AFSO21: Work smarter, not harder

by Brig. Gen. Mark Dillon
86th Airlift Wing commander

Last week several of our wing leaders learned about “lean principles” at the Porsche factory in Stuttgart. We made this trip to witness Porsche’s continuous process improvement journey it has been on for the past 15 years.

Our Air Force is on a process improvement journey, too. Though we haven’t been doing it nearly as long, we call our journey Air Force Smart Operations for the 21st Century, or AFSO21. And the 86th Airlift Wing has been on our AFSO21 journey for a couple of years.

The reason Porsche started its journey was simple. Every year it was spending more money and working harder while producing less sports cars and suffering from decreased quality. Many within Porsche said in order to turn things around what the company needed was to spend more money and to hire more people. Instead, Porsche identified and eliminated wasteful areas and processes, eventually doing more with less. And, as our two-day visit showed, they have been very successful.

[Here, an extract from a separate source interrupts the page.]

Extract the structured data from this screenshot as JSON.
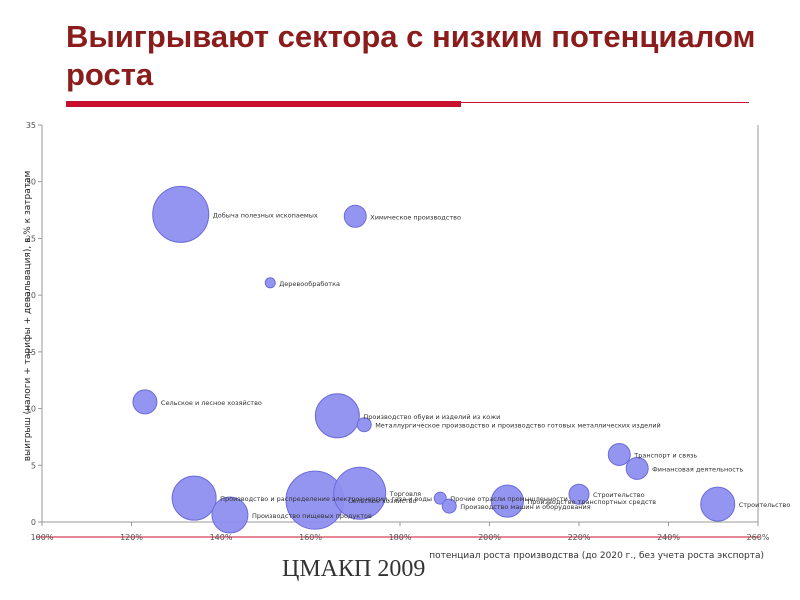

Today, our Air Force is faced with challenges very similar to those Porsche faced 15 years ago. Our people are working incredibly hard. The U.S. taxpayers continue spending more money every year and as our AF mission expands, many say the only solution is spending more money and adding more people.

But right here in the 86th AW, bright Airmen are proving exactly the opposite. By embracing AFSO21 and focusing on continuous process improvement, several of our squadrons are doing their jobs smarter and safer, resulting in more efficient and effective mission accomplishment:

• Ramstein Official Mail Process: developed standard work, reduced number of process steps by 40 percent and processing time by 57 percent.

• Driver’s license testing process: Reducing customer wait time by increasing customer capacity 210 percent.

• 86th Aerospace Maintenance Squadron Wheel and Tire Shop: reducing C-130 wheel and tire processing time by 75 percent.

• 86th Logistics Group Report of Survey process: Standardize wing’s ROS process, reduce number of steps in ROS process by 35 percent and ultimately reduce flow time for reports by 78 percent.

And, additional great customer focused AFSO21 events are coming soon:
• Finance Office customer service: USAA-style approach to customer service will eliminate customers waiting for up to three hours, anticipate reducing processing time by 80 percent and document rejects by 90 percent.

• 86th Medical Group Special Needs Identification and Coordination operations: lean processing techniques will reduce total document flow time from 105 days to 38.

• Housing referral office: reduce time to find a house from months to a couple weeks.

• Pass and ID and Passports: reduce or eliminate customer waiting time.
And, we are not stopping there. Every first term Airman is receiving AFSO21 training before we send them to their units. Additionally, we are partnering with our sister wings at Aviano and Mildenhall in order to share our success as well as incorporate theirs. By sharing already-proven techniques with other commands, we can help spread the AFSO21, lean operations concept across U.S. Air Forces in Europe and our Air Force.

Successful organizations don’t complain about what they can’t control, they fix the things that they can. Porsche, a very successful company, has been on its process improvement journey for more than 15 years. While Porsche is years ahead of us, if our AFSO events listed above are any indicator, we are learning fast.

We have multiple challenges ahead: mission growth, high deployment rates, bigger budget cuts, and more uncertainty. Rather than lamenting these challenges, I encourage each Airman to embrace AFSO21 and the continuous process improvement it brings, as demonstrated by Porsche and our own successful units.